Coldelco’s advisory role made (and still makes) a lot of sense and for sure the guys from Chile would have knocked some of the basics about copper mining into the heads of the Ecuador mining ministry dudes, but as day follows night the unfounded rumours soon started about how Codelco was moving into Ecuador, how Codelco was in line to buy out CTQ, how Codelco would be fast-tracking Ecuador into a a bright and shiny copper-coloured future.
It was all bullshit, of course. But today we had a new chapter as Reuters filed this report about how Ecuador wants to go JV with Codelco on its copper projects. We get quotes from the Vice-Minister of Mines José Serrano and all the shebang. All of which, again, being as likely to transpire as Hugo Chávez declaring his homosexuality on CNN tonight.
Let’s see the wood for the trees here. Firstly, Codelco has never repeat never operated outside of Chile. Not once. Not a since ounce of copper, not a feasibility study, not a nothing. Second, the swandive drop in industrial metals means there is a large oversupply now in Chile, not just in working mines that were looking to expand but also with greenfields/brownfields that were being investigated by Codelco and its satellite companies with the view to grooming them for ramping to production. There isn’t a single reason why Codelco should or would get involved with another project in another country right now.
Next, José Serrano is a dick. He’s been the main cheerleader and has spun all the lines to media in the last 12 months and has been….let’s say….overoptimistic on many occasions (especially about timelines while the mining moratorium was in place). The dude Serrano can wish and want all he likes. A link-up with Codelco might make good copy inside Ecuador for a while but it just ain’t gonna happen, period. Chile no wanty Ecuador copper. Chile got mucho mucho already.
More likely is the sudden realization over at the mining ministry that copper is now selling at less than half the price of last year and their prized copper projects aren’t so interesting any more. It sounds to me as if Serrano is using some uber-naive notion to try and winkle a definitive deal out of the Chinese (because be in little doubt, tis the Chinese that will buy CTQ and develop Mirador).

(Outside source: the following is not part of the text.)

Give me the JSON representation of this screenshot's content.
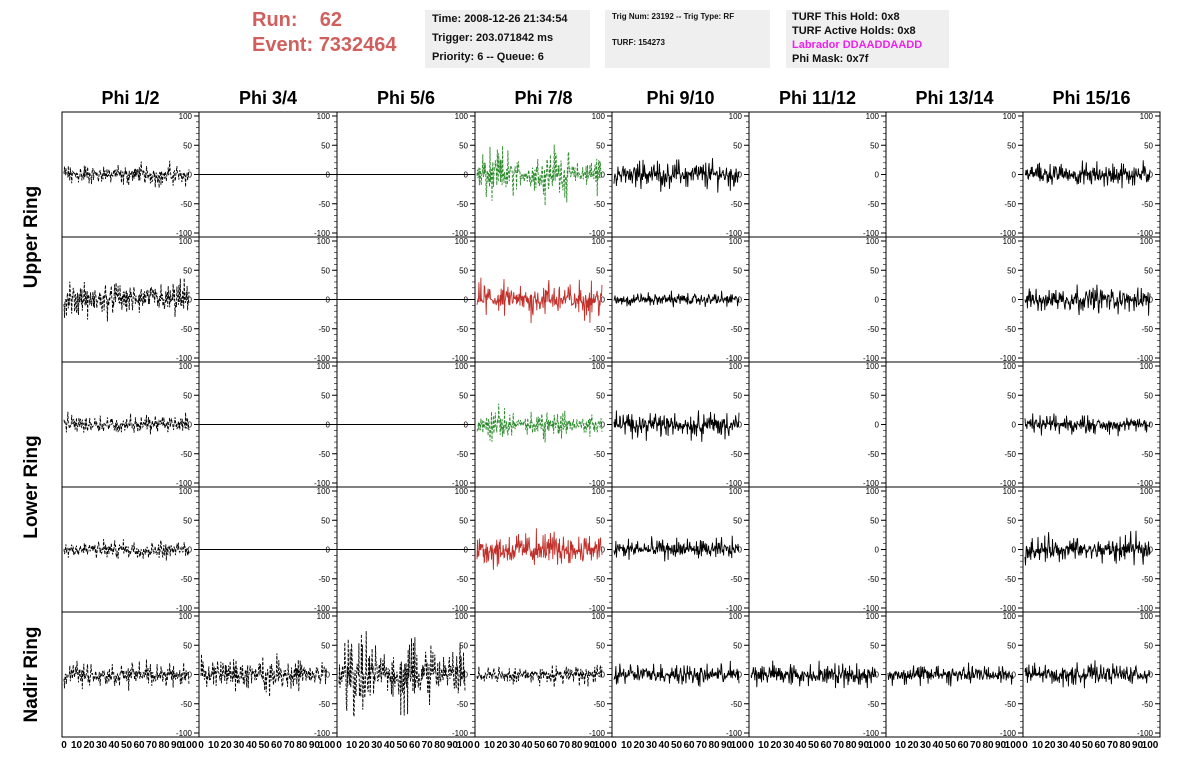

Finally, it’s doubtful that Reuter’s best reporter in Ecuador, Alonso Soto, would have filed such a toe-the-party-line, mediocre, one-sided report without finding out the other side(s) of the story. This is one of the problems with the standard of journalism down here; the difference between good and bad coverage isn’t at an editorial level but at a reporter level. This story by Alexandra Valencia looks like it was filed with the minimum of fact-checking and fuss. Maybe one day I’ll write a post giving my veeeeery subjective, biased and unfair list of “which reporter to read” for each country down here, but for the time being I’ll stick with Ecuador and say that Soto (at Reuters) and Stefan Kueffner (at Bloomie) are good names to look for at the byline.